So I don't think so far this PR is addressing that particular Issue.

As I said earlier perhaps this is just fine as we haven't been really running into troubles at least as of recent. Perhaps we more or less know now the specific needs of this framework.

stas00 avatar Jan 19 '22 19:01 stas00

I'll go through the file again and mention any additional checks not yet implemented here. Also, I realised the few checks already covered are done post satisfying certain conditions which might (~1% chances) go wrong. Explicitly checking them shouldn't be a problem I think? If we plan to exclude them then out of 4 checks, 2 will still be required i.e., 3 and 5

bhavitvyamalik avatar Jan 19 '22 20:01 bhavitvyamalik

Please don't remove any existing checks. The whole purpose of this exercise was to see if we could glean additional checks that were added in NeoX - not to re-arrange or remove the current ones.

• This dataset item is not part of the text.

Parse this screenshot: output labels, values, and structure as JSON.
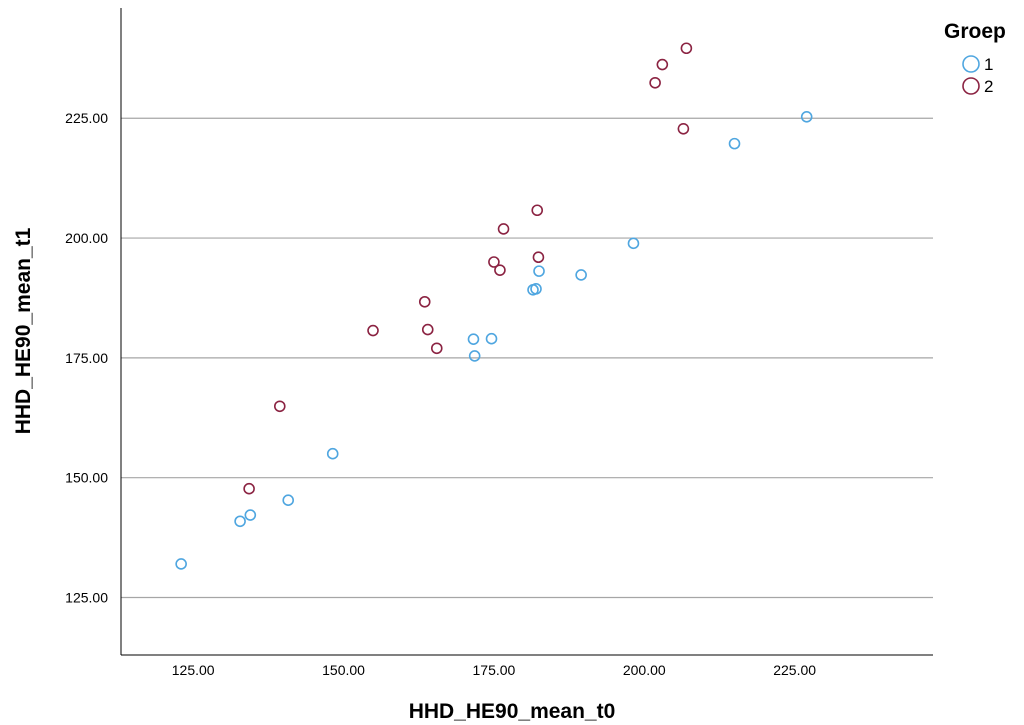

Everything else that's already in place should remain.

Additionally, please remember that ideally we try not to re-org any code or even change formatting. This is because it makes it much easier to re-sync with 2 upstream forks for when they add fixes and features.

So unless this is really needed for now let's not do any re-orgs.

If you feel that there is nothing to be gained from NeoX's additions let's just leave this as it is.

stas00 avatar Jan 19 '22 20:01 stas00